Remember graduates, growing is for always

To the class of 2021:
First of all, let me add my words of congratulation to you for completing what has at times seemed like an impossible task: You have hung in there––even in a year like no other––and I commend you for it.
Graduation is one of these significant and pivotal events. Believe it or not, you will one day look back on these years with a great deal of appreciation. Your time in school (and much of it learning remotely from your homes) has been marked with victory and joy, sadness and frustration, conflict and certainly growth. You have met a number of obstacles and have overcome them. Again, I say that it is a real accomplishment just to have stuck with it and seen a unit of study through to completion.
Graduation is just a phase of the learning process. It is not an end unto itself. It is a ritual of transition, not a ritual of termination. The challenge of learning goes on forever. It is altogether fitting that the graduation program be called “commencement” and not “terminus.”
“Commencement” signifies the beginning. And that is what graduation is––about beginnings not endings. Some of you may be facing graduation without the traditional Graduation Ceremony that goes along with it as much of the class of 2020 experienced. If this is the case, I implore you to hold a ceremony on your own with close family and the important people in your life. This rite of passage is important.
A couple of generations ago, George Bernard Shaw observed “most people died at thirty and are buried at sixty.” This is a tragedy––a living death. And it’s happening to people all around us. In his autobiography, Nikos Kazantakis recalls his childhood in a village in Crete where he shared an intensely idealistic relationship with two other lads. They wrote poetry, read avidly in many fields, and shared their dreams of what they wanted to become.
When he graduated from high school, Kazantakis received a scholarship for two years to study in Athens. When he returned to Crete two years later, he sought out his companions only to discover they had both married, settled into jobs they hated, and had begun to think only of security. Their dreams, their idealism, their hopes, had all faded. They had stopped growing. Or, to put it in another way, they had found a comfortable way to die.
This had a profound effect on Kazantakis, for all through his books there are warnings against stopping too soon in the pilgrimage of growth.
People have always had a horror of being buried alive.
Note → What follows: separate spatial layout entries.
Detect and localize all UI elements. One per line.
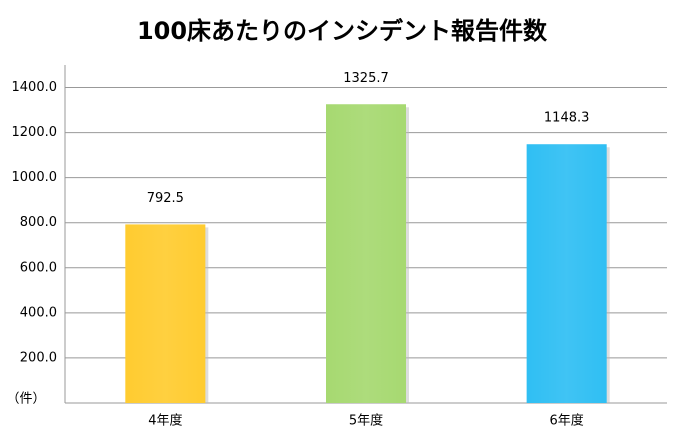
y-tick-label: 600.0 [20,260,57,275]
value-label: 1148.3 [544,111,590,126]
value-label: 1325.7 [343,71,389,86]
y-tick-label: 200.0 [20,350,57,365]
chart-title: 100床あたりのインシデント報告件数 [137,17,548,45]
y-tick-label: 1400.0 [12,80,58,95]
x-tick-label: 6年度 [550,413,584,429]
bar-shine [125,224,206,403]
bar-shine [326,104,406,403]
y-tick-label: 1000.0 [12,170,58,185]
y-tick-label: 400.0 [20,305,57,320]
y-tick-label: 1200.0 [12,125,58,140]
value-label: 792.5 [147,191,184,206]
bar-shine [526,144,607,403]
x-tick-label: 5年度 [349,413,383,429]
x-tick-label: 4年度 [148,413,182,429]
y-tick-label: 800.0 [20,215,57,230]
y-axis-label: （件） [6,392,45,407]
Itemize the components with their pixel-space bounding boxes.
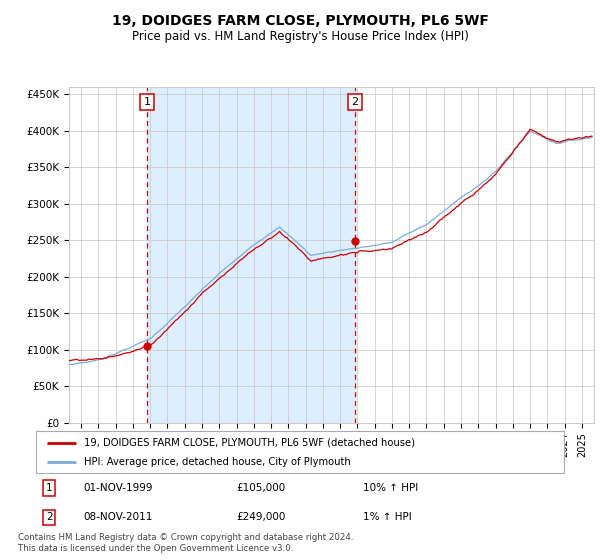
Text: 2: 2: [46, 512, 53, 522]
Text: £105,000: £105,000: [236, 483, 286, 493]
Text: 19, DOIDGES FARM CLOSE, PLYMOUTH, PL6 5WF: 19, DOIDGES FARM CLOSE, PLYMOUTH, PL6 5W…: [112, 14, 488, 28]
Text: 1: 1: [46, 483, 53, 493]
Text: £249,000: £249,000: [236, 512, 286, 522]
Text: 1% ↑ HPI: 1% ↑ HPI: [364, 512, 412, 522]
Text: 08-NOV-2011: 08-NOV-2011: [83, 512, 153, 522]
Text: HPI: Average price, detached house, City of Plymouth: HPI: Average price, detached house, City…: [83, 457, 350, 467]
Bar: [147, 87, 355, 423]
Text: Contains HM Land Registry data © Crown copyright and database right 2024.
This d: Contains HM Land Registry data © Crown c…: [18, 533, 353, 553]
Text: 2: 2: [352, 97, 359, 107]
Text: 19, DOIDGES FARM CLOSE, PLYMOUTH, PL6 5WF (detached house): 19, DOIDGES FARM CLOSE, PLYMOUTH, PL6 5W…: [83, 437, 415, 447]
FancyBboxPatch shape: [36, 431, 564, 473]
Text: 1: 1: [144, 97, 151, 107]
Text: Price paid vs. HM Land Registry's House Price Index (HPI): Price paid vs. HM Land Registry's House …: [131, 30, 469, 43]
Text: 10% ↑ HPI: 10% ↑ HPI: [364, 483, 419, 493]
Text: 01-NOV-1999: 01-NOV-1999: [83, 483, 153, 493]
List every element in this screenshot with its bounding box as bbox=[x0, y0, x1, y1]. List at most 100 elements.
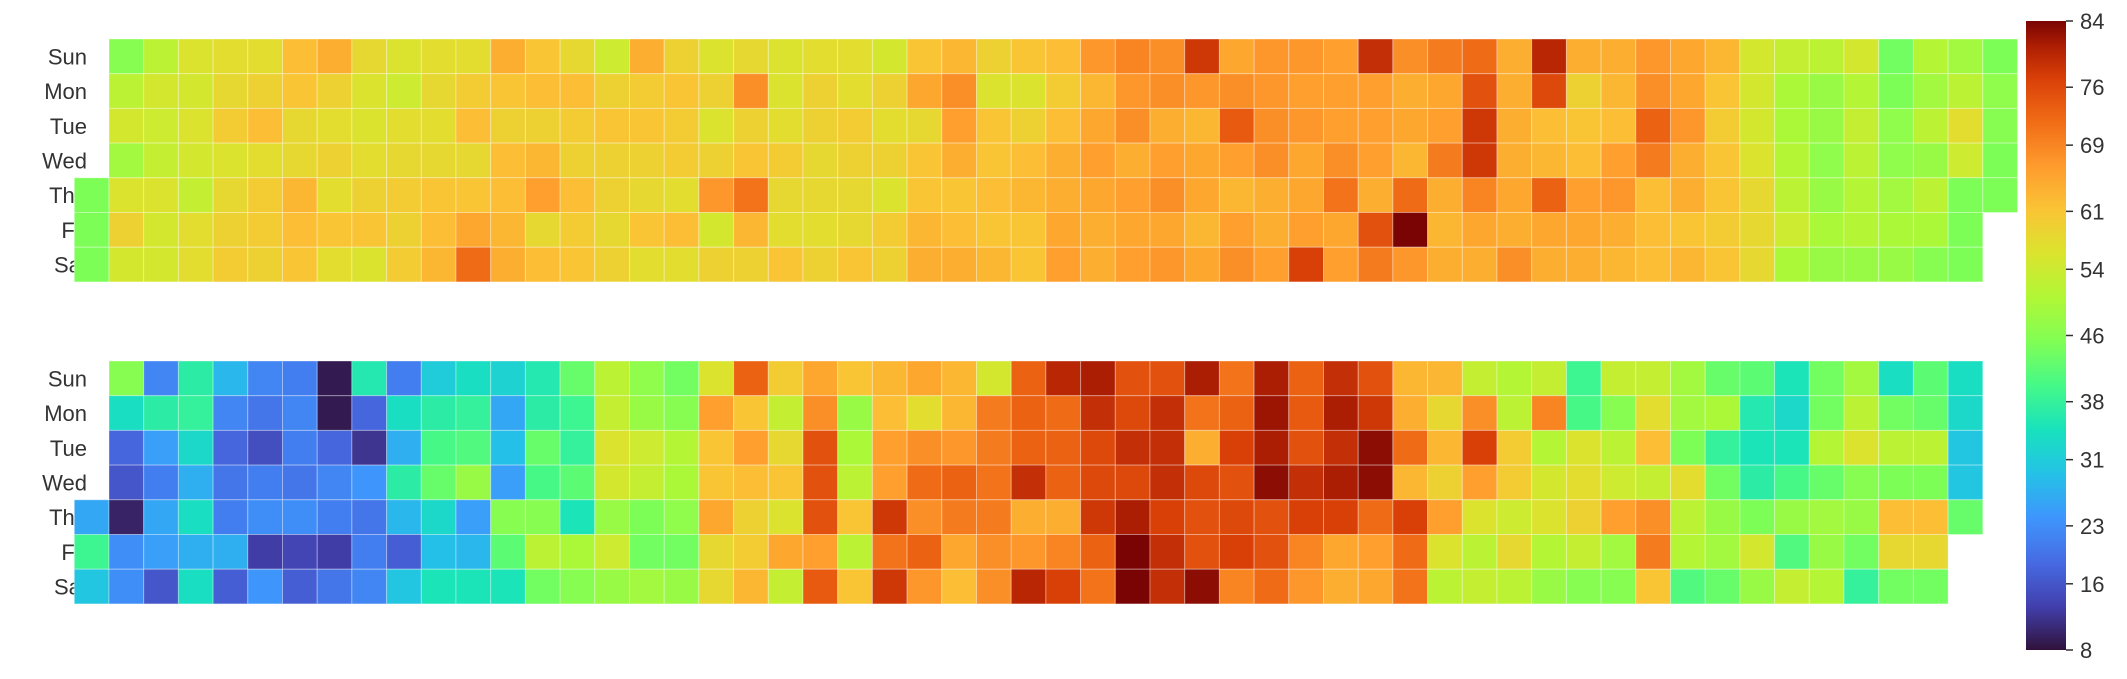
heatmap-cell bbox=[1010, 142, 1047, 179]
heatmap-cell bbox=[594, 429, 630, 466]
heatmap-cell bbox=[1739, 38, 1776, 75]
heatmap-cell bbox=[871, 429, 908, 466]
heatmap-cell bbox=[1045, 464, 1082, 501]
heatmap-cell bbox=[1704, 395, 1741, 431]
heatmap-cell bbox=[386, 499, 422, 535]
heatmap-cell bbox=[386, 212, 422, 248]
heatmap-cell bbox=[559, 142, 596, 179]
heatmap-cell bbox=[1149, 499, 1186, 535]
heatmap-cell bbox=[1080, 246, 1116, 283]
heatmap-cell bbox=[73, 246, 110, 283]
heatmap-cell bbox=[1323, 534, 1359, 570]
colorbar-tick-label: 8 bbox=[2080, 638, 2092, 663]
heatmap-cell bbox=[316, 499, 353, 535]
heatmap-cell bbox=[906, 246, 943, 283]
heatmap-cell bbox=[767, 107, 804, 144]
heatmap-cell bbox=[1878, 142, 1914, 179]
heatmap-cell bbox=[1531, 107, 1567, 144]
heatmap-cell bbox=[594, 212, 630, 248]
heatmap-cell bbox=[1496, 142, 1533, 179]
heatmap-cell bbox=[1704, 107, 1741, 144]
heatmap-cell bbox=[1253, 568, 1290, 605]
heatmap-cell bbox=[1704, 464, 1741, 501]
heatmap-cell bbox=[386, 107, 422, 144]
heatmap-cell bbox=[1600, 38, 1637, 75]
heatmap-cell bbox=[1843, 360, 1880, 397]
heatmap-cell bbox=[1531, 395, 1567, 431]
heatmap-cell bbox=[1392, 73, 1429, 109]
heatmap-cell bbox=[1531, 38, 1567, 75]
heatmap-cell bbox=[698, 142, 735, 179]
heatmap-cell bbox=[490, 464, 526, 501]
heatmap-cell bbox=[1114, 395, 1151, 431]
heatmap-cell bbox=[1808, 429, 1845, 466]
heatmap-cell bbox=[698, 464, 735, 501]
heatmap-cell bbox=[1114, 212, 1151, 248]
heatmap-cell bbox=[247, 107, 284, 144]
heatmap-cell bbox=[941, 38, 977, 75]
heatmap-cell bbox=[1843, 177, 1880, 214]
heatmap-cell bbox=[143, 38, 179, 75]
heatmap-cell bbox=[1010, 246, 1047, 283]
heatmap-cell bbox=[906, 534, 943, 570]
heatmap-cell bbox=[1774, 568, 1810, 605]
heatmap-cell bbox=[1774, 142, 1810, 179]
heatmap-cell bbox=[1565, 246, 1602, 283]
heatmap-cell bbox=[1045, 212, 1082, 248]
heatmap-cell bbox=[1427, 464, 1463, 501]
heatmap-cell bbox=[455, 73, 492, 109]
colorbar-tick-label: 76 bbox=[2080, 75, 2104, 100]
heatmap-cell bbox=[871, 360, 908, 397]
heatmap-cell bbox=[1357, 142, 1394, 179]
heatmap-cell bbox=[1461, 499, 1498, 535]
heatmap-cell bbox=[1288, 360, 1325, 397]
heatmap-cell bbox=[802, 38, 839, 75]
heatmap-cell bbox=[490, 177, 526, 214]
heatmap-cell bbox=[351, 212, 388, 248]
heatmap-cell bbox=[629, 568, 665, 605]
heatmap-cell bbox=[316, 429, 353, 466]
heatmap-cell bbox=[1565, 568, 1602, 605]
heatmap-cell bbox=[212, 534, 249, 570]
heatmap-cell bbox=[1392, 107, 1429, 144]
colorbar-tick-label: 16 bbox=[2080, 572, 2104, 597]
heatmap-cell bbox=[1982, 142, 2019, 179]
heatmap-cell bbox=[629, 499, 665, 535]
heatmap-cell bbox=[282, 534, 318, 570]
heatmap-cell bbox=[1114, 360, 1151, 397]
heatmap-cell bbox=[351, 534, 388, 570]
heatmap-cell bbox=[1010, 499, 1047, 535]
heatmap-cell bbox=[1670, 395, 1706, 431]
heatmap-cell bbox=[1531, 429, 1567, 466]
heatmap-cell bbox=[1843, 395, 1880, 431]
heatmap-cell bbox=[941, 360, 977, 397]
heatmap-cell bbox=[1531, 464, 1567, 501]
heatmap-cell bbox=[1565, 212, 1602, 248]
heatmap-cell bbox=[1808, 73, 1845, 109]
heatmap-cell bbox=[1218, 499, 1255, 535]
heatmap-cell bbox=[1045, 534, 1082, 570]
heatmap-cell bbox=[906, 212, 943, 248]
heatmap-cell bbox=[906, 395, 943, 431]
heatmap-cell bbox=[1149, 212, 1186, 248]
heatmap-cell bbox=[559, 464, 596, 501]
heatmap-cell bbox=[282, 499, 318, 535]
heatmap-cell bbox=[1843, 212, 1880, 248]
day-label-sun: Sun bbox=[48, 366, 87, 391]
heatmap-cell bbox=[976, 38, 1012, 75]
heatmap-cell bbox=[351, 464, 388, 501]
heatmap-cell bbox=[663, 142, 700, 179]
heatmap-cell bbox=[1531, 360, 1567, 397]
heatmap-cell bbox=[1288, 568, 1325, 605]
heatmap-cell bbox=[1427, 107, 1463, 144]
heatmap-cell bbox=[1427, 534, 1463, 570]
heatmap-cell bbox=[316, 38, 353, 75]
heatmap-cell bbox=[1635, 395, 1672, 431]
heatmap-cell bbox=[733, 142, 769, 179]
heatmap-cell bbox=[802, 568, 839, 605]
heatmap-cell bbox=[1496, 568, 1533, 605]
heatmap-cell bbox=[1253, 73, 1290, 109]
heatmap-cell bbox=[698, 212, 735, 248]
heatmap-cell bbox=[386, 142, 422, 179]
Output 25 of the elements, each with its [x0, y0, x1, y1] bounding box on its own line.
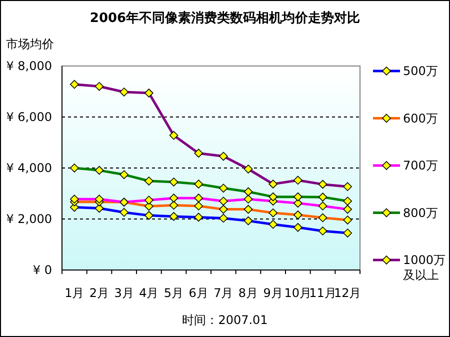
x-tick-label: 2月 — [89, 286, 110, 300]
x-tick-label: 4月 — [139, 286, 159, 300]
legend-label: 800万 — [403, 206, 438, 220]
x-tick-label: 12月 — [334, 286, 362, 300]
x-tick-label: 3月 — [114, 286, 134, 300]
x-tick-label: 10月 — [284, 286, 312, 300]
y-axis-title: 市场均价 — [6, 37, 54, 51]
x-tick-label: 9月 — [263, 286, 283, 300]
x-tick-label: 8月 — [238, 286, 258, 300]
legend-label: 700万 — [403, 158, 438, 172]
legend-label: 500万 — [403, 64, 438, 78]
legend-label: 600万 — [403, 111, 438, 126]
x-tick-label: 11月 — [309, 286, 336, 300]
legend-label: 1000万及以上 — [403, 253, 446, 282]
y-tick-label: ¥ 2,000 — [6, 212, 52, 226]
text: 时间：2007.01 — [182, 313, 268, 327]
x-tick-label: 5月 — [164, 286, 184, 300]
x-tick-label: 7月 — [214, 286, 234, 300]
x-tick-label: 6月 — [188, 286, 208, 300]
y-tick-label: ¥ 8,000 — [6, 59, 52, 73]
y-tick-label: ¥ 6,000 — [6, 110, 52, 124]
chart-title: 2006年不同像素消费类数码相机均价走势对比 — [90, 10, 360, 26]
y-tick-label: ¥ 4,000 — [6, 161, 52, 175]
y-tick-label: ¥ 0 — [32, 263, 52, 277]
x-tick-label: 1月 — [64, 286, 84, 300]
But what about the waste of a dead mind, a lifeless spirit, or a spoiled dream? To think of someone dying at 30 but not being buried until 60 makes me cry. The worst possible thing that could happen to you is to stop growing.
Growing is for always. If you realize this as you graduate, you will be far ahead in the game of life. If you refuse to realize this, then you would be better off having your diploma mailed to you, and then not opening it after it arrived. Grow for your job, grow for a hobby, grow for your family, but most importantly, grow for yourself.
Some may be surprised that though I am known for my speaking and communication skills, I never miss a chance to learn more about the craft. My father started me early on the road to developing this talent; he recorded me on a Wallensack tape recorder and would play it back and coach me. I took jobs during junior high, high school, and college that would further hone this skill. I still practice verbal drills daily and challenge myself to step out of my comfort zone. Just ask many of the employees and interns that have had a chuckle and been delighted at a rap that I penned and performed on their special occasion day. I tell my employees that school is never out. Times keep changing, learn and grow or be left behind.
I come back to my word of congratulations that is also a word of challenge. The event of graduation is a significant rite of passage and an achievement in itself. But remember it is a ritual of transition, not termination. Nothing is over yet, unless you will it to be so. Your education in the broader sense is not finished. You are simply ending another chapter so you can move on to the next goal. What we must never forget is that growing is for always, and nothing is quite as dangerous on the road of life as grinding to a complete stop. Many people die at 30 but aren’t buried until years later. Do not let this happen to you!
For God’s sake, and your own––don’t just stand there, grow on!